What is considered rough sex?

In discussions about intimate relationships, what behaviors or activities are typically regarded as rough sex, and how do preferences vary among individuals?

Great question, julia_martinez430! “Rough sex” is a broad term and can mean different things to different people. Typically, rough sex refers to sexual activities that involve a higher degree of physical intensity or dominance than what would be considered “gentle” or “vanilla” sex. Here are some common activities or behaviors often associated with rough sex:

  • Spanking, hair pulling, or biting
  • Dominance and submission dynamics (where one partner is more dominant and the other more submissive)
  • Choking, slapping, or restraining (using hands or restraints like handcuffs or ropes)
  • Rougher or faster thrusting/movements
  • Dirty talk or using explicit language
  • Light pain play or sensation play

It’s very important to note that what one person considers “rough” might seem mild or very intense to someone else. Preferences vary a LOT among individuals based on comfort, past experiences, and desires. For some, rough sex is an exciting way to explore trust and boundaries; for others, it might not be appealing at all.

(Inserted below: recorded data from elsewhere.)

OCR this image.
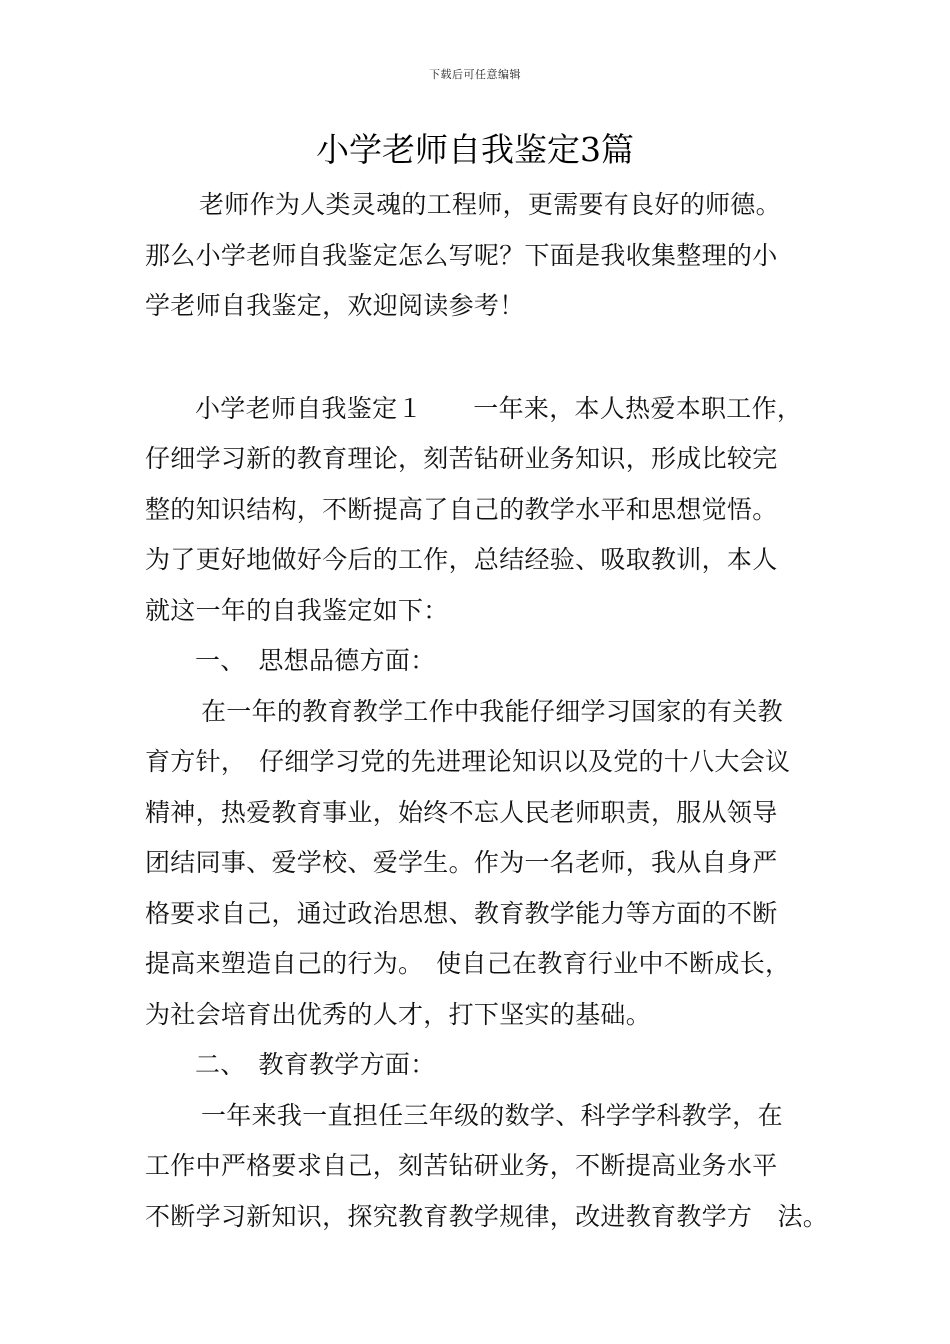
下载后可任意编辑
小学老师自我鉴定3篇
老师作为人类灵魂的工程师，更需要有良好的师德。
那么小学老师自我鉴定怎么写呢？下面是我收集整理的小
学老师自我鉴定，欢迎阅读参考！
小学老师自我鉴定１　　一年来，本人热爱本职工作，
仔细学习新的教育理论，刻苦钻研业务知识，形成比较完
整的知识结构，不断提高了自己的教学水平和思想觉悟。
为了更好地做好今后的工作，总结经验、吸取教训，本人
就这一年的自我鉴定如下：
一、　思想品德方面：
在一年的教育教学工作中我能仔细学习国家的有关教
育方针，　仔细学习党的先进理论知识以及党的十八大会议
精神，热爱教育事业，始终不忘人民老师职责，服从领导
团结同事、爱学校、爱学生。作为一名老师，我从自身严
格要求自己，通过政治思想、教育教学能力等方面的不断
提高来塑造自己的行为。　使自己在教育行业中不断成长，
为社会培育出优秀的人才，打下坚实的基础。
二、　教育教学方面：
一年来我一直担任三年级的数学、科学学科教学，在
工作中严格要求自己，刻苦钻研业务，不断提高业务水平
不断学习新知识，探究教育教学规律，改进教育教学方　法。
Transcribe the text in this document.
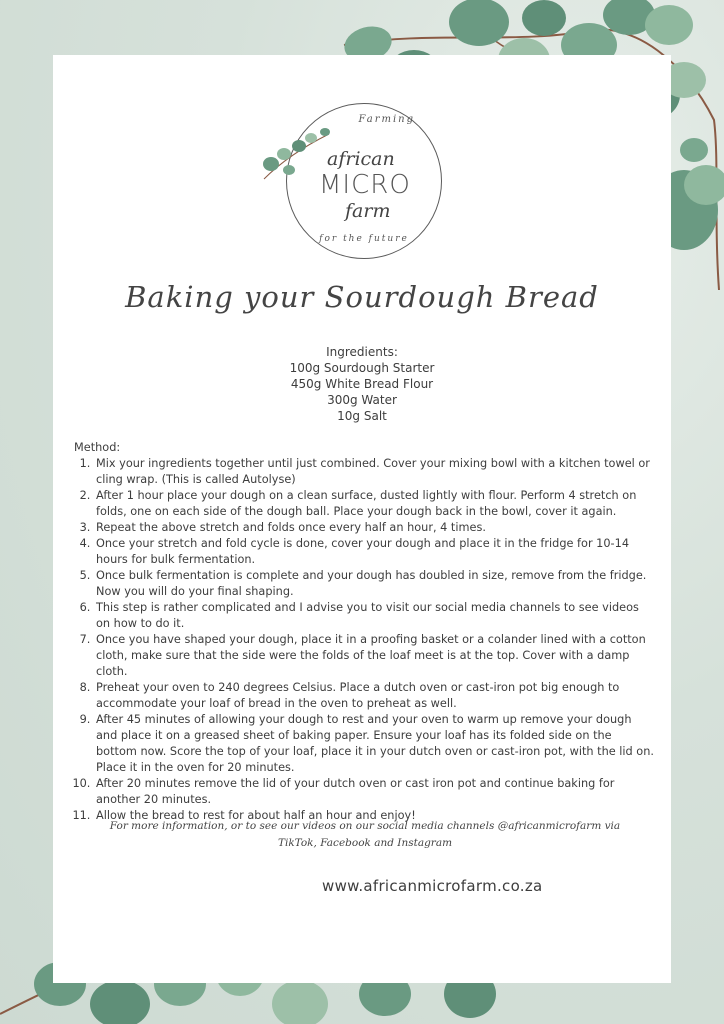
Farming
african
MICRO
farm
for the future
Baking your Sourdough Bread
Ingredients:
100g Sourdough Starter
450g White Bread Flour
300g Water
10g Salt
Method:
1. Mix your ingredients together until just combined. Cover your mixing bowl with a kitchen towel or cling wrap. (This is called Autolyse)
2. After 1 hour place your dough on a clean surface, dusted lightly with flour. Perform 4 stretch on folds, one on each side of the dough ball. Place your dough back in the bowl, cover it again.
3. Repeat the above stretch and folds once every half an hour, 4 times.
4. Once your stretch and fold cycle is done, cover your dough and place it in the fridge for 10-14 hours for bulk fermentation.
5. Once bulk fermentation is complete and your dough has doubled in size, remove from the fridge. Now you will do your final shaping.
6. This step is rather complicated and I advise you to visit our social media channels to see videos on how to do it.
7. Once you have shaped your dough, place it in a proofing basket or a colander lined with a cotton cloth, make sure that the side were the folds of the loaf meet is at the top. Cover with a damp cloth.
8. Preheat your oven to 240 degrees Celsius. Place a dutch oven or cast-iron pot big enough to accommodate your loaf of bread in the oven to preheat as well.
9. After 45 minutes of allowing your dough to rest and your oven to warm up remove your dough and place it on a greased sheet of baking paper. Ensure your loaf has its folded side on the bottom now. Score the top of your loaf, place it in your dutch oven or cast-iron pot, with the lid on. Place it in the oven for 20 minutes.
10. After 20 minutes remove the lid of your dutch oven or cast iron pot and continue baking for another 20 minutes.
11. Allow the bread to rest for about half an hour and enjoy!
For more information, or to see our videos on our social media channels @africanmicrofarm via TikTok, Facebook and Instagram
www.africanmicrofarm.co.za
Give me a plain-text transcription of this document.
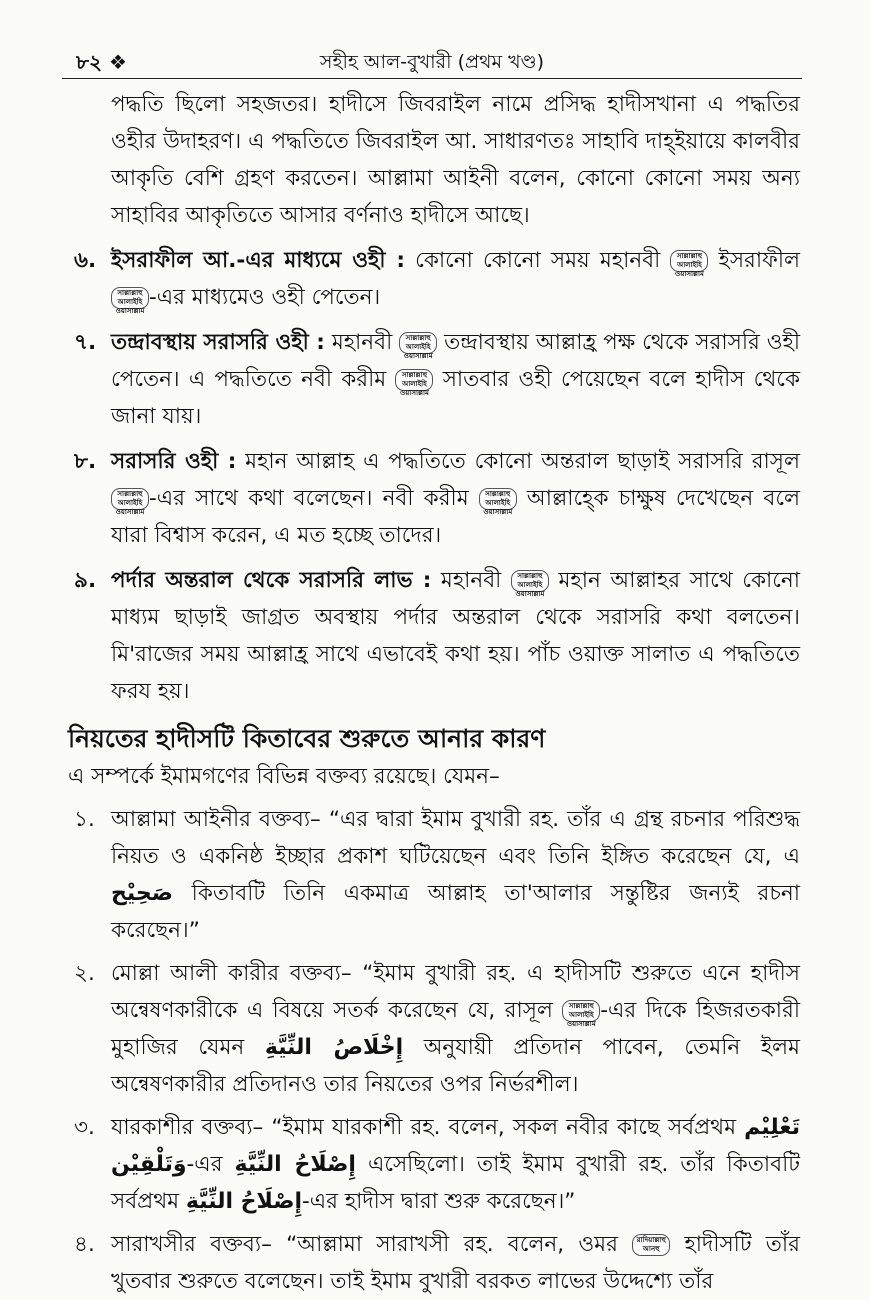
৮২ ❖	সহীহ আল-বুখারী (প্রথম খণ্ড)

পদ্ধতি ছিলো সহজতর। হাদীসে জিবরাইল নামে প্রসিদ্ধ হাদীসখানা এ পদ্ধতির ওহীর উদাহরণ। এ পদ্ধতিতে জিবরাইল আ. সাধারণতঃ সাহাবি দাহ্ইয়ায়ে কালবীর আকৃতি বেশি গ্রহণ করতেন। আল্লামা আইনী বলেন, কোনো কোনো সময় অন্য সাহাবির আকৃতিতে আসার বর্ণনাও হাদীসে আছে।

৬. ইসরাফীল আ.-এর মাধ্যমে ওহী : কোনো কোনো সময় মহানবী সাল্লাল্লাহু আলাইহি ওয়াসাল্লাম ইসরাফীল সাল্লাল্লাহু আলাইহি ওয়াসাল্লাম-এর মাধ্যমেও ওহী পেতেন।

৭. তন্দ্রাবস্থায় সরাসরি ওহী : মহানবী সাল্লাল্লাহু আলাইহি ওয়াসাল্লাম তন্দ্রাবস্থায় আল্লাহ্র পক্ষ থেকে সরাসরি ওহী পেতেন। এ পদ্ধতিতে নবী করীম সাল্লাল্লাহু আলাইহি ওয়াসাল্লাম সাতবার ওহী পেয়েছেন বলে হাদীস থেকে জানা যায়।

৮. সরাসরি ওহী : মহান আল্লাহ এ পদ্ধতিতে কোনো অন্তরাল ছাড়াই সরাসরি রাসূল সাল্লাল্লাহু আলাইহি ওয়াসাল্লাম-এর সাথে কথা বলেছেন। নবী করীম সাল্লাল্লাহু আলাইহি ওয়াসাল্লাম আল্লাহ্কে চাক্ষুষ দেখেছেন বলে যারা বিশ্বাস করেন, এ মত হচ্ছে তাদের।

৯. পর্দার অন্তরাল থেকে সরাসরি লাভ : মহানবী সাল্লাল্লাহু আলাইহি ওয়াসাল্লাম মহান আল্লাহর সাথে কোনো মাধ্যম ছাড়াই জাগ্রত অবস্থায় পর্দার অন্তরাল থেকে সরাসরি কথা বলতেন। মি'রাজের সময় আল্লাহ্র সাথে এভাবেই কথা হয়। পাঁচ ওয়াক্ত সালাত এ পদ্ধতিতে ফরয হয়।

নিয়তের হাদীসটি কিতাবের শুরুতে আনার কারণ
এ সম্পর্কে ইমামগণের বিভিন্ন বক্তব্য রয়েছে। যেমন–
১. আল্লামা আইনীর বক্তব্য– “এর দ্বারা ইমাম বুখারী রহ. তাঁর এ গ্রন্থ রচনার পরিশুদ্ধ নিয়ত ও একনিষ্ঠ ইচ্ছার প্রকাশ ঘটিয়েছেন এবং তিনি ইঙ্গিত করেছেন যে, এ صَحِيْح কিতাবটি তিনি একমাত্র আল্লাহ তা'আলার সন্তুষ্টির জন্যই রচনা করেছেন।”

২. মোল্লা আলী কারীর বক্তব্য– “ইমাম বুখারী রহ. এ হাদীসটি শুরুতে এনে হাদীস অন্বেষণকারীকে এ বিষয়ে সতর্ক করেছেন যে, রাসূল সাল্লাল্লাহু আলাইহি ওয়াসাল্লাম-এর দিকে হিজরতকারী মুহাজির যেমন إِخْلَاصُ النِّيَّةِ অনুযায়ী প্রতিদান পাবেন, তেমনি ইলম অন্বেষণকারীর প্রতিদানও তার নিয়তের ওপর নির্ভরশীল।

৩. যারকাশীর বক্তব্য– “ইমাম যারকাশী রহ. বলেন, সকল নবীর কাছে সর্বপ্রথম تَعْلِيْم وَتَلْقِيْن-এর إِصْلَاحُ النِّيَّةِ এসেছিলো। তাই ইমাম বুখারী রহ. তাঁর কিতাবটি সর্বপ্রথম إِصْلَاحُ النِّيَّةِ-এর হাদীস দ্বারা শুরু করেছেন।”

৪. সারাখসীর বক্তব্য– “আল্লামা সারাখসী রহ. বলেন, ওমর রাদিয়াল্লাহু আনহু হাদীসটি তাঁর খুতবার শুরুতে বলেছেন। তাই ইমাম বুখারী বরকত লাভের উদ্দেশ্যে তাঁর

Consent and communication are absolutely key—all partners should discuss likes, dislikes, and boundaries beforehand and have a way to communicate or stop (like a safeword) if things become uncomfortable.

What “counts” as rough sex is really about what feels intense or edgy for you and your partner. What are others’ thoughts or experiences?

Hi Julia, it’s great that you’re curious about understanding this topic thoughtfully. You might find the book Come As You Are by Emily Nagoski insightful—it explores sexual desire and preferences with a compassionate, research-based approach. Also, the podcast Sex with Emily often covers topics around intimacy and consent that could offer helpful perspectives on how preferences vary.

@J3ClaraAir(2) Thanks for the detailed explanation! How do you suggest couples navigate initial conversations about boundaries and consent when exploring rough sex for the first time?